April 26, 2009
images constructed from USGeological Survey Map-A-Planet - Clementine above and Lunar Orbiter IV below.
The farside is nearly all old highlands material with the majority of its mare lavas in the center of the South Pole-Aitken Basin. There are two other significant expanses of mare lava within Tsiolkovsky and Mare Moscoviense. Smaller, isolated patches also occur, like little plumbing leaks. And unlike the massive deposits in SPA, Tsiolkovsky and Moscoviense the little leaks typically aren't in large impact structures whose deep fractures provide conduits to the surface. This image shows two odd leaks at about 9° N, just near the western limb as seen from Earth. The larger crater with a dark halo appears to be a normal impact crater that has excavated buried mare lavas - a larger version of Copernicus H. The middle of the images is cut by a secondary crater chain from the Orientale Basin to the south.

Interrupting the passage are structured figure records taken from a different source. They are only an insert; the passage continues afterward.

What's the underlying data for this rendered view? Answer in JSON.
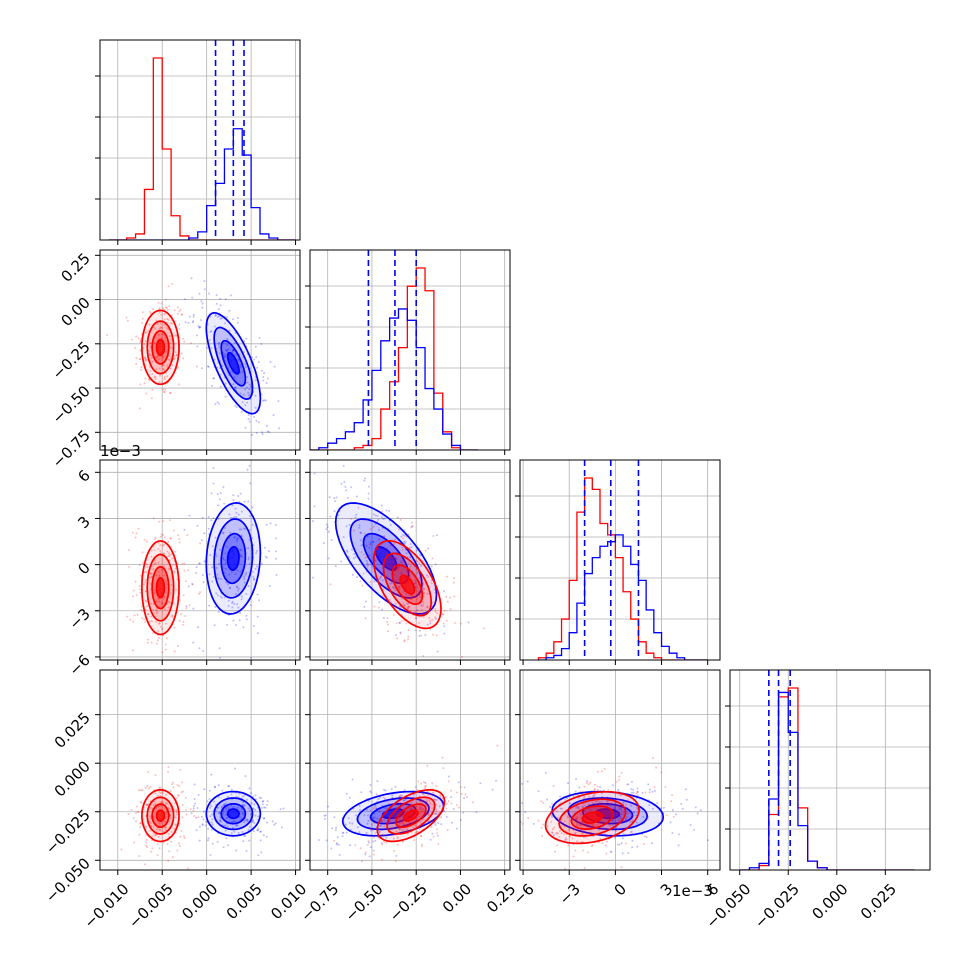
{
  "chart_data": {
    "type": "corner",
    "colors": {
      "series_a": "#ff0000",
      "series_b": "#0000ff"
    },
    "grid": true,
    "quantile_line_color": "#0000ff",
    "quantile_line_style": "dashed",
    "parameters": [
      {
        "range": [
          -0.012,
          0.0105
        ],
        "ticks": [
          -0.01,
          -0.005,
          0.0,
          0.005,
          0.01
        ],
        "tick_labels": [
          "−0.010",
          "−0.005",
          "0.000",
          "0.005",
          "0.010"
        ],
        "offset_label": ""
      },
      {
        "range": [
          -0.85,
          0.28
        ],
        "ticks": [
          -0.75,
          -0.5,
          -0.25,
          0.0,
          0.25
        ],
        "tick_labels": [
          "−0.75",
          "−0.50",
          "−0.25",
          "0.00",
          "0.25"
        ],
        "offset_label": ""
      },
      {
        "range": [
          -6.2,
          6.8
        ],
        "ticks": [
          -6,
          -3,
          0,
          3,
          6
        ],
        "tick_labels": [
          "−6",
          "−3",
          "0",
          "3",
          "6"
        ],
        "offset_label": "1e−3"
      },
      {
        "range": [
          -0.055,
          0.048
        ],
        "ticks": [
          -0.05,
          -0.025,
          0.0,
          0.025
        ],
        "tick_labels": [
          "−0.050",
          "−0.025",
          "0.000",
          "0.025"
        ],
        "offset_label": ""
      }
    ],
    "quantiles": [
      [
        0.001,
        0.003,
        0.0042
      ],
      [
        -0.52,
        -0.37,
        -0.25
      ],
      [
        -2.0,
        -0.3,
        1.5
      ],
      [
        -0.035,
        -0.03,
        -0.024
      ]
    ],
    "histograms": [
      {
        "bin_edges": [
          -0.011,
          -0.01,
          -0.009,
          -0.008,
          -0.007,
          -0.006,
          -0.005,
          -0.004,
          -0.003,
          -0.002,
          -0.001,
          0.0,
          0.001,
          0.002,
          0.003,
          0.004,
          0.005,
          0.006,
          0.007,
          0.008,
          0.009,
          0.01
        ],
        "series": [
          {
            "color": "red",
            "counts": [
              0,
              0,
              1,
              3,
              25,
              90,
              45,
              12,
              2,
              0,
              0,
              0,
              0,
              0,
              0,
              0,
              0,
              0,
              0,
              0,
              0
            ]
          },
          {
            "color": "blue",
            "counts": [
              0,
              0,
              0,
              0,
              0,
              0,
              0,
              0,
              0,
              1,
              4,
              17,
              28,
              45,
              55,
              42,
              16,
              3,
              1,
              0,
              0
            ]
          }
        ]
      },
      {
        "bin_edges": [
          -0.85,
          -0.8,
          -0.75,
          -0.7,
          -0.65,
          -0.6,
          -0.55,
          -0.5,
          -0.45,
          -0.4,
          -0.35,
          -0.3,
          -0.25,
          -0.2,
          -0.15,
          -0.1,
          -0.05,
          0.0,
          0.05,
          0.1
        ],
        "series": [
          {
            "color": "red",
            "counts": [
              0,
              0,
              0,
              0,
              0,
              1,
              2,
              5,
              18,
              30,
              45,
              72,
              80,
              70,
              25,
              8,
              1,
              0,
              0
            ]
          },
          {
            "color": "blue",
            "counts": [
              0,
              1,
              3,
              5,
              8,
              12,
              22,
              35,
              48,
              58,
              62,
              57,
              45,
              27,
              18,
              7,
              2,
              0,
              0
            ]
          }
        ]
      },
      {
        "bin_edges": [
          -5.0,
          -4.5,
          -4.0,
          -3.5,
          -3.0,
          -2.5,
          -2.0,
          -1.5,
          -1.0,
          -0.5,
          0.0,
          0.5,
          1.0,
          1.5,
          2.0,
          2.5,
          3.0,
          3.5,
          4.0,
          4.5,
          5.0,
          5.5,
          6.0
        ],
        "series": [
          {
            "color": "red",
            "counts": [
              1,
              3,
              8,
              18,
              35,
              65,
              80,
              75,
              60,
              55,
              45,
              30,
              18,
              8,
              3,
              1,
              0,
              0,
              0,
              0,
              0,
              0
            ]
          },
          {
            "color": "blue",
            "counts": [
              0,
              1,
              2,
              5,
              12,
              25,
              38,
              45,
              50,
              52,
              55,
              50,
              42,
              35,
              22,
              12,
              6,
              3,
              1,
              0,
              0,
              0
            ]
          }
        ]
      },
      {
        "bin_edges": [
          -0.05,
          -0.045,
          -0.04,
          -0.035,
          -0.03,
          -0.025,
          -0.02,
          -0.015,
          -0.01,
          -0.005,
          0.0,
          0.005,
          0.01,
          0.015,
          0.02,
          0.025,
          0.03,
          0.035,
          0.04
        ],
        "series": [
          {
            "color": "red",
            "counts": [
              0,
              0,
              2,
              25,
              78,
              82,
              28,
              4,
              1,
              0,
              0,
              0,
              0,
              0,
              0,
              0,
              0,
              0
            ]
          },
          {
            "color": "blue",
            "counts": [
              0,
              1,
              3,
              32,
              80,
              62,
              20,
              4,
              1,
              0,
              0,
              0,
              0,
              0,
              0,
              0,
              0,
              0
            ]
          }
        ]
      }
    ],
    "blobs": [
      {
        "row": 1,
        "col": 0,
        "color": "red",
        "mean": [
          -0.0052,
          -0.27
        ],
        "sd": [
          0.0011,
          0.11
        ],
        "rho": 0.0
      },
      {
        "row": 1,
        "col": 0,
        "color": "blue",
        "mean": [
          0.003,
          -0.36
        ],
        "sd": [
          0.0016,
          0.15
        ],
        "rho": -0.7
      },
      {
        "row": 2,
        "col": 0,
        "color": "red",
        "mean": [
          -0.0052,
          -1.5
        ],
        "sd": [
          0.0011,
          1.6
        ],
        "rho": 0.0
      },
      {
        "row": 2,
        "col": 0,
        "color": "blue",
        "mean": [
          0.003,
          0.4
        ],
        "sd": [
          0.0016,
          1.9
        ],
        "rho": 0.1
      },
      {
        "row": 2,
        "col": 1,
        "color": "blue",
        "mean": [
          -0.42,
          0.4
        ],
        "sd": [
          0.15,
          1.9
        ],
        "rho": -0.65
      },
      {
        "row": 2,
        "col": 1,
        "color": "red",
        "mean": [
          -0.3,
          -1.3
        ],
        "sd": [
          0.1,
          1.5
        ],
        "rho": -0.55
      },
      {
        "row": 3,
        "col": 0,
        "color": "red",
        "mean": [
          -0.0052,
          -0.027
        ],
        "sd": [
          0.0011,
          0.007
        ],
        "rho": 0.0
      },
      {
        "row": 3,
        "col": 0,
        "color": "blue",
        "mean": [
          0.003,
          -0.026
        ],
        "sd": [
          0.0016,
          0.006
        ],
        "rho": 0.0
      },
      {
        "row": 3,
        "col": 1,
        "color": "blue",
        "mean": [
          -0.38,
          -0.026
        ],
        "sd": [
          0.15,
          0.006
        ],
        "rho": 0.35
      },
      {
        "row": 3,
        "col": 1,
        "color": "red",
        "mean": [
          -0.28,
          -0.027
        ],
        "sd": [
          0.1,
          0.007
        ],
        "rho": 0.55
      },
      {
        "row": 3,
        "col": 2,
        "color": "blue",
        "mean": [
          -0.5,
          -0.026
        ],
        "sd": [
          1.9,
          0.006
        ],
        "rho": -0.15
      },
      {
        "row": 3,
        "col": 2,
        "color": "red",
        "mean": [
          -1.5,
          -0.028
        ],
        "sd": [
          1.6,
          0.007
        ],
        "rho": 0.3
      }
    ]
  }
}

To the right of the chain is a peculiar feature that has a faint dark nimbus but is not a dark halo imact crater. The enlarged Clementine inset shows that the dark material is on the floor of the crater, and the Lunar Orbit mosaic reveals that the crater is on a rille complex that cuts Orientale ejecta. I don't know of any other pyroclastic deposit that occupies the floor of a small crater. Further east, at Vasco da Gama R are other pyroclastics, but R is a floor-fractured crater. The dark halo crater implies that mare basalts underly the Orientale ejecta in this region, but other nearby fresh impacts have not excavated it. The pyroclastics in the dark floor crater and R show that magma - not just older solidified lava - was available too.
Danny Caes independently noted the dark halo crater.